Daktarin Jamini Sen by Deepta Roy: Rediscovering India’s Forgotten Medical Pioneer

 Daktarin Jamini Sen by Deepta Roy: Rediscovering India’s Forgotten Medical Pioneer

Rajkumari Sharma Tankha

History often remembers movements but forgets the individuals who quietly shaped them. In Daktarin Jamini Sen (Penguin Random House India), author Deepta Roy revives the remarkable yet largely forgotten story of one of India’s earliest women doctors. The book is an insightful and deeply researched account of courage, resilience and quiet rebellion.

The book traces the life of Dr Jamini Sen, a pioneering Bengali woman who entered the medical profession. Remember, that was the time when even stepping into public life was considered radical for women. But Sen, did it, and with aplomb!

In the book, Roy has reconstructed life of a doctor, and of a woman negotiating colonial India, patriarchal resistance, and the overwhelming social expectations placed upon her. But it wasn’t just her – the entire women folk in the late 19th and early 20th centuries had to withstand and endure it. And, those who couldn’t perished into oblivion.

Unearthing the Legacy of a Forgotten Pioneer

Daktarin Jamini Sen is not just a simple biography, but a commentary on the social and political situation of that time in Bengal, as well across whole of India. And Roy has skillfully done this job. That she is the great-niece of Sen, did help her in some way – so far as gathering information is concerned.

The narrative highlights the intersections of gender, medicine, education, and colonialism, making the book as much a historical document as it is a personal story. She has presented Jamini Sen as layered, determined, vulnerable and deeply human person.
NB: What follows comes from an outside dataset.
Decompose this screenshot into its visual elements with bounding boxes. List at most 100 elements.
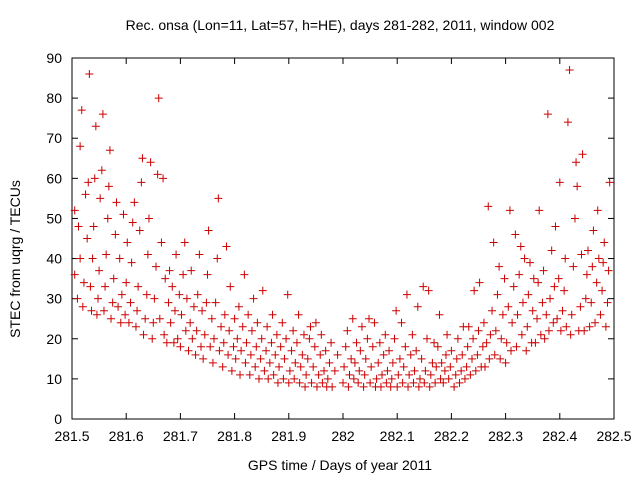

Sen had to prove her worth, time and again, in spaces that wanted to exclude her.

Sadly, the situation today is not much different. A vast majority of women still have to constantly prove themselves of their worth in the rooms designed to exclude them! But the beginning Sen made is a beacon of hope for many today.

Roy’s writing is clean, clear and simple. And Roy has taken great care to give the historical details of that time. She has ably captured the ambience of colonial medical institutions, the struggles women faced in accessing professional education, and the resistance they encountered from family, society and institutions.

A Literary Tribute to Women Who Shaped History

The title itself, Daktarin — a colloquial term for a woman doctor — carries immense symbolic weight. It reflects both recognition and othering, a reminder that women professionals were still viewed as exceptions.

At its heart, this book is about giving Sen a place in society and collective memory that is due to her, but long denied. Roy tells us how many women achievers are either forgotten or are just mentioned in two-three words in the mainstream history. Roy’s work stands as both a powerful literary reclamation and a significant feminist reappraisal.

Those interested in history, gender studies, and medicine will find the book really good and helpful. It is must for women who shrink themselves before the external pressure, who stop dreaming for themselves when challenged, and settle for non-existent roles in families and society.